Oigo ahora una radio y me doy cuenta de que es la alarma de Duncan. He estado de pie frente a la ventana del comedor toda la noche, viendo sin mirar que el cielo ya está iluminándose de gris y que los árboles están cubiertos de bruma. Se han ido las estrellas. Tessa se despertaría al alba. Tan pronto como la cogía de su cuna pataleaba y se estiraba. Le quitaba el pijama mojado y la dejaba rodar y estirarse en una toalla en el suelo durante unos minutos. Hacía un sonido húmedo y feliz de "ung-ga, ung-ga". Estábamos preparadas para el día. Yo solía preguntarme si Tessa sería una de esas duras mujeres jóvenes que iban a plantar árboles en verano y a escalar montañas para divertirse. Solía preguntarme quién llegaría a ser Tessa.

No sabía.

Duncan se mueve en nuestra habitación y luego baja calladamente al salón. Yo sé que no mira en la habitación vacía de Tessa. Enciende la luz de la cocina y aunque se sorprende cuando me ve de pie en el comedor, solamente levanta las cejas educadamente. Duncan lleva puestos los vaqueros y en la mano sus zapatos de trabajar y su ropa buena que deja en la mesa sin darse cuenta del almuerzo que he hecho. Cuando pone la cafetera bajo el grifo suena tan fuerte como una avalancha.
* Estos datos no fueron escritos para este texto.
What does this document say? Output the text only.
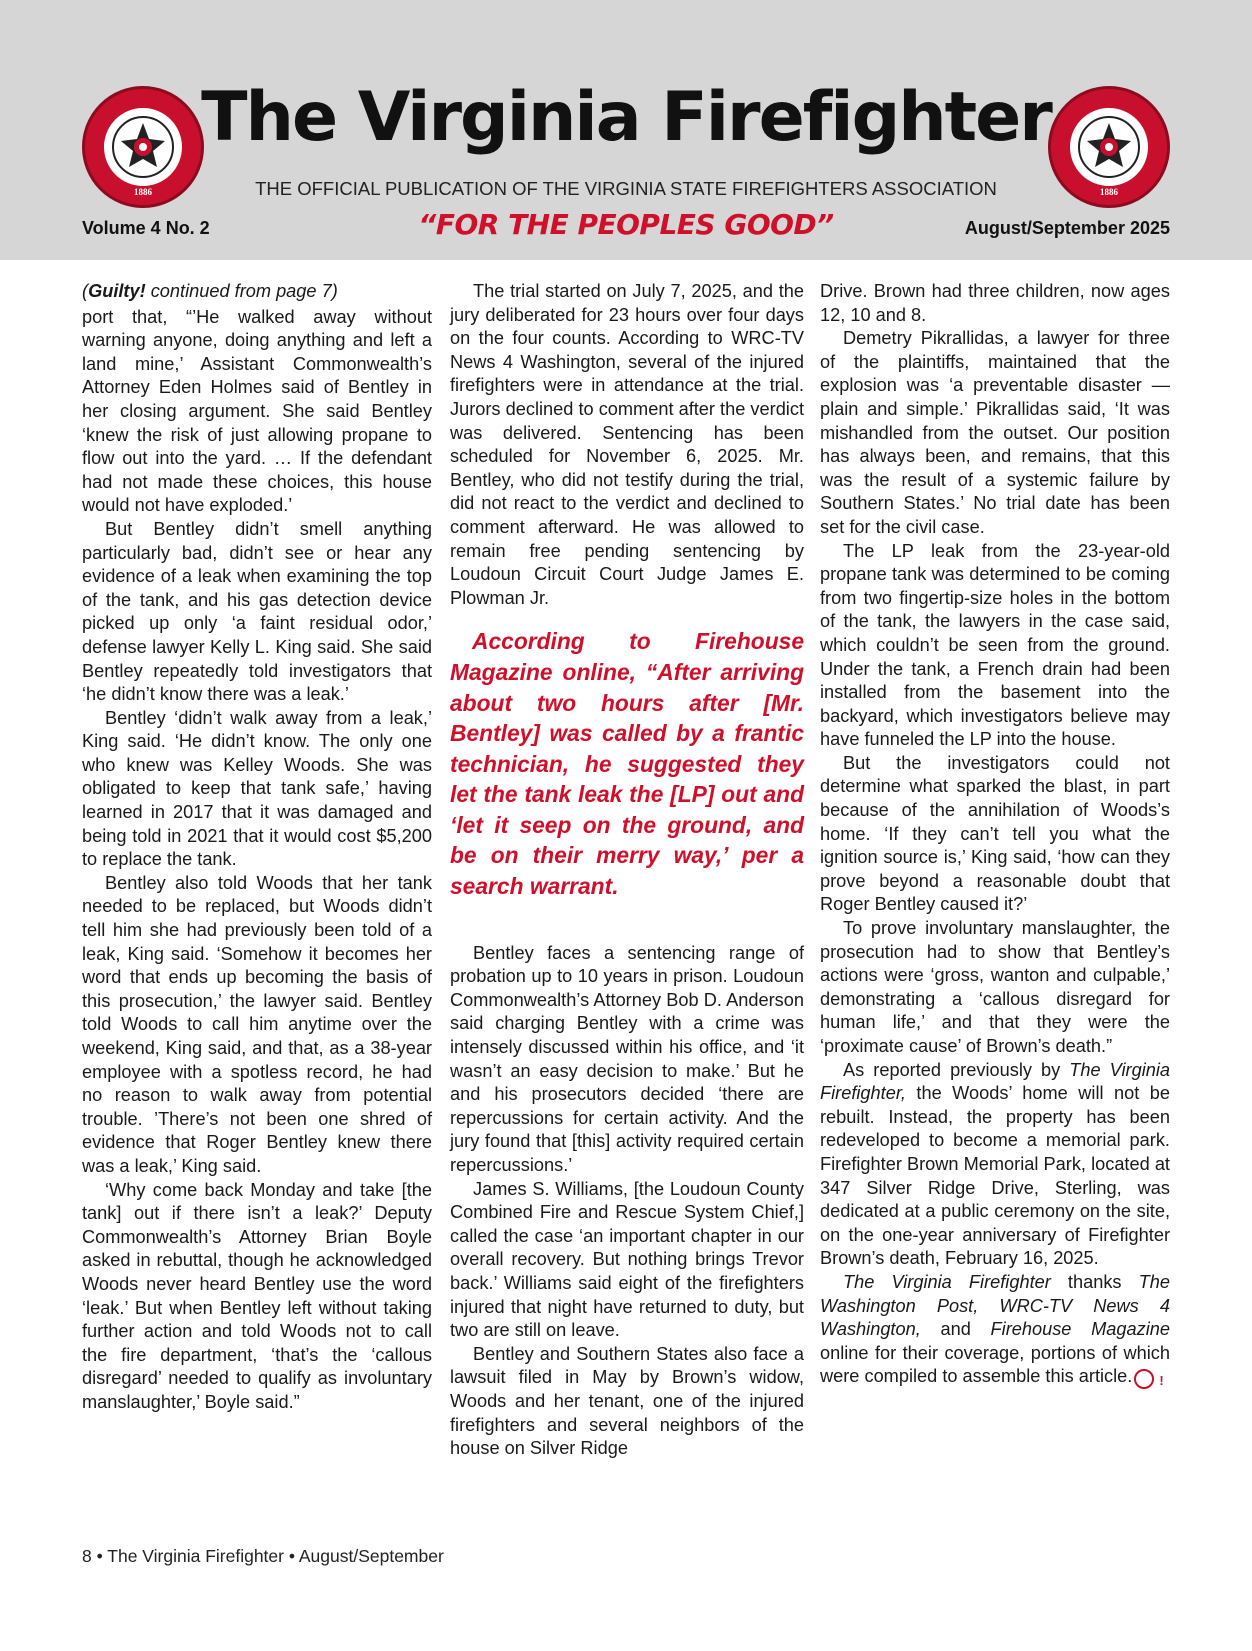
1886
The Virginia Firefighter
1886
THE OFFICIAL PUBLICATION OF THE VIRGINIA STATE FIREFIGHTERS ASSOCIATION
Volume 4 No. 2	“FOR THE PEOPLES GOOD”	August/September 2025

(Guilty! continued from page 7)

port that, “’He walked away without warning anyone, doing anything and left a land mine,’ Assistant Commonwealth’s Attorney Eden Holmes said of Bentley in her closing argument. She said Bentley ‘knew the risk of just allowing propane to flow out into the yard. … If the defendant had not made these choices, this house would not have exploded.’

But Bentley didn’t smell anything particularly bad, didn’t see or hear any evidence of a leak when examining the top of the tank, and his gas detection device picked up only ‘a faint residual odor,’ defense lawyer Kelly L. King said. She said Bentley repeatedly told investigators that ‘he didn’t know there was a leak.’

Bentley ‘didn’t walk away from a leak,’ King said. ‘He didn’t know. The only one who knew was Kelley Woods. She was obligated to keep that tank safe,’ having learned in 2017 that it was damaged and being told in 2021 that it would cost $5,200 to replace the tank.

Bentley also told Woods that her tank needed to be replaced, but Woods didn’t tell him she had previously been told of a leak, King said. ‘Somehow it becomes her word that ends up becoming the basis of this prosecution,’ the lawyer said. Bentley told Woods to call him anytime over the weekend, King said, and that, as a 38-year employee with a spotless record, he had no reason to walk away from potential trouble. ’There’s not been one shred of evidence that Roger Bentley knew there was a leak,’ King said.

‘Why come back Monday and take [the tank] out if there isn’t a leak?’ Deputy Commonwealth’s Attorney Brian Boyle asked in rebuttal, though he acknowledged Woods never heard Bentley use the word ‘leak.’ But when Bentley left without taking further action and told Woods not to call the fire department, ‘that’s the ‘callous disregard’ needed to qualify as involuntary manslaughter,’ Boyle said.”

The trial started on July 7, 2025, and the jury deliberated for 23 hours over four days on the four counts. According to WRC-TV News 4 Washington, several of the injured firefighters were in attendance at the trial. Jurors declined to comment after the verdict was delivered. Sentencing has been scheduled for November 6, 2025. Mr. Bentley, who did not testify during the trial, did not react to the verdict and declined to comment afterward. He was allowed to remain free pending sentencing by Loudoun Circuit Court Judge James E. Plowman Jr.

According to Firehouse Magazine online, “After arriving about two hours after [Mr. Bentley] was called by a frantic technician, he suggested they let the tank leak the [LP] out and ‘let it seep on the ground, and be on their merry way,’ per a search warrant.

Bentley faces a sentencing range of probation up to 10 years in prison. Loudoun Commonwealth’s Attorney Bob D. Anderson said charging Bentley with a crime was intensely discussed within his office, and ‘it wasn’t an easy decision to make.’ But he and his prosecutors decided ‘there are repercussions for certain activity. And the jury found that [this] activity required certain repercussions.’

James S. Williams, [the Loudoun County Combined Fire and Rescue System Chief,] called the case ‘an important chapter in our overall recovery. But nothing brings Trevor back.’ Williams said eight of the firefighters injured that night have returned to duty, but two are still on leave.

Bentley and Southern States also face a lawsuit filed in May by Brown’s widow, Woods and her tenant, one of the injured firefighters and several neighbors of the house on Silver Ridge

Drive. Brown had three children, now ages 12, 10 and 8.

Demetry Pikrallidas, a lawyer for three of the plaintiffs, maintained that the explosion was ‘a preventable disaster — plain and simple.’ Pikrallidas said, ‘It was mishandled from the outset. Our position has always been, and remains, that this was the result of a systemic failure by Southern States.’ No trial date has been set for the civil case.

The LP leak from the 23-year-old propane tank was determined to be coming from two fingertip-size holes in the bottom of the tank, the lawyers in the case said, which couldn’t be seen from the ground. Under the tank, a French drain had been installed from the basement into the backyard, which investigators believe may have funneled the LP into the house.

But the investigators could not determine what sparked the blast, in part because of the annihilation of Woods’s home. ‘If they can’t tell you what the ignition source is,’ King said, ‘how can they prove beyond a reasonable doubt that Roger Bentley caused it?’

To prove involuntary manslaughter, the prosecution had to show that Bentley’s actions were ‘gross, wanton and culpable,’ demonstrating a ‘callous disregard for human life,’ and that they were the ‘proximate cause’ of Brown’s death.”

As reported previously by The Virginia Firefighter, the Woods’ home will not be rebuilt. Instead, the property has been redeveloped to become a memorial park. Firefighter Brown Memorial Park, located at 347 Silver Ridge Drive, Sterling, was dedicated at a public ceremony on the site, on the one-year anniversary of Firefighter Brown’s death, February 16, 2025.

The Virginia Firefighter thanks The Washington Post, WRC-TV News 4 Washington, and Firehouse Magazine online for their coverage, portions of which were compiled to assemble this article. !

8 • The Virginia Firefighter • August/September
Siento la piernas entumecidas y tengo frío. Me aclaro la garganta, --¿Quieres desayunar--?

--No sé --dice él--, Espera un poco.

--Un poco de harina de avena? --No, gracias --dice Duncan. Saca el cartón de leche. Dentro de unos minutos saltará a la piscina y nadará a conciencia. Es difícil describir a Duncan en el vestidor, envolviéndose pulcramente en su camisa planchada, alisándose el pelo hacia atrás, contando el cambio para comprar una botella de zumo en la máquina del pasillo. Conducirá hasta la emisora de TV y trabajará eficazmente y cara al público todo el día. Es difícil imaginar que charlará con la gente allí.

No puede ser cierto. ¡Oh, sí lo es!

--¿Sabes a qué hora llegarás a casa esta noche? --pregunto.

--Es demasiado pronto para hablar. Intentaré llamarte más tarde--. Ya se ha vuelto para coger sus zapatos y sacar del armario una bolsa de plástico, pero oigo claramente cada palabra que Duncan dice. Su voz se extiende por la cocina.

--Duncan ... --digo.

--¿Qué? --pregunta él--. ¿Qué pasa?

--Escucha, Duncan, no tendrás que hablar con nadie cuando vivas aquí solo. ¿De acuerdo? Y nadie perturbará tus rutinas.

Duncan me mira fijo. Tiene una bolsa de compra arrugada en una mano y sus brillantes zapatos negros en la otra. Ya no queda nada excepto dormir. Somos como estrellas condenadas, consumidas, vacías de todo calor, recorriendo un camino que fuera fijado hace mucho tiempo. Hay infinitas estrellas de ese tipo, muriendo de a millones, yermas, solitarias, inconspicuas.